We need to look at the kind of worldview that we are communicating and modeling for our young people. Is it a worldview where we believe that Jesus is precisely who he said he is and because of that we who were once dead in our sins are brought to life forever, and have margin for disagreement on things which are not crucial to this core message? Or is it a system where everything on the face of the earth, from the six days of creation to the flood of Noah to the sun standing still to the prohibition on alcohol or women doing anything outside the home to the compulsory support of anti-abortion Republican political candidates to the pre-tribulation Rapture is considered an essential to the Christian faith and message, where compromise or equivocation on any of these seemingly trivial matters marks the progression toward complete and utter unbelief and is therefore not to be tolerated?

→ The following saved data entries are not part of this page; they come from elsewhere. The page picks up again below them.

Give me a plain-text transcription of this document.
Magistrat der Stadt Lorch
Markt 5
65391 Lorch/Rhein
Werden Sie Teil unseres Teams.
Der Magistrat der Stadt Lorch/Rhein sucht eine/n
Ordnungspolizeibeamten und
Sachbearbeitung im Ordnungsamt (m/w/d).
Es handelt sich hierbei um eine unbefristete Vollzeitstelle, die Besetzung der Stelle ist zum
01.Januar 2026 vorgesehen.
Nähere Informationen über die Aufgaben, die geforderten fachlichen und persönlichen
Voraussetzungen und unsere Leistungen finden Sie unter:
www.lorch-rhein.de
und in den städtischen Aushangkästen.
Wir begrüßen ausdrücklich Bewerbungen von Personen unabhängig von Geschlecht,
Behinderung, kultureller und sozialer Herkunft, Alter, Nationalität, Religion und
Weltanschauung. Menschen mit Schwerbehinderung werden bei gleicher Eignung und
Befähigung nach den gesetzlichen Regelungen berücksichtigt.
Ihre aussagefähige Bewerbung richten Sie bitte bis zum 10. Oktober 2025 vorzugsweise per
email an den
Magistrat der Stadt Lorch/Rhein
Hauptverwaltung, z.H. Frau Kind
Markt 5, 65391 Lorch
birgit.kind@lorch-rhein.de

And what kind of community are we creating and modeling for our young people? Is it a place where Jesus exists as an abstraction that has given us rules to live our own lives by but has left us free to create it in our own image–a place where they can go and hang with their own kind, hear all the latest Christian gossip, enjoy all the latest cool CCM worship and hear “relevant” teaching? Is it a place that is built upon division and exclusion, whether on the basis of racism, doctrinal correctness, or consumeristic niche marketing? Is it a community predicated upon our arrogance in broadcasting to the world the message that “we’re saved, you’re not, and you need to get saved”? Or is it a place where we recognize that we are all dead in our sins and in desperate need of a savior, where we go out to serve the world in the same way that Christ served, and where all are welcome to come and join us as we wait for the ultimate fulfillment of all that Christ has promised us?
Finally, what is the nature of the Christian commitment that we are calling our young people to? Are we calling our young people to a Christian profession that wallows in the arrogance of how much we can believe and how much we can do for God? Are we calling our young people to broadcast in every possible way, as boldly, loudly, tactlessly, and arrogantly as possible the message that “I’m saved, you’re not, and you need to get saved”, or “I’m a Christian. Look at me to know what Christ is all about”? Are we sending the message that anything other than a “good Christian” and a “strong witness” is just not good enough? Or are we inviting our young people into a commitment that is humbler in how much it is willing to claim and boast of? Are we modeling a kind of commitment that does not boast of how much one believes or how much one is willing to do for Christ but rather rests in all that Christ has done for us?
We need to talk about these things. All is NOT hunky-dory in the world of evangelical Protestant-dom; instead we have very serious problems which need to be addressed and which will not go away if we simply pretend that they do not exist. We are on the verge of losing an entire generation of college students because of our insistence that all is well in our world despite the glaring evidence to the contrary, and I am not willing to just sit back and let it happen. So I am going to keep on asking the questions, bringing the issues to light and pushing for us to talk about them, even at the risk of making a complete and total ass of myself.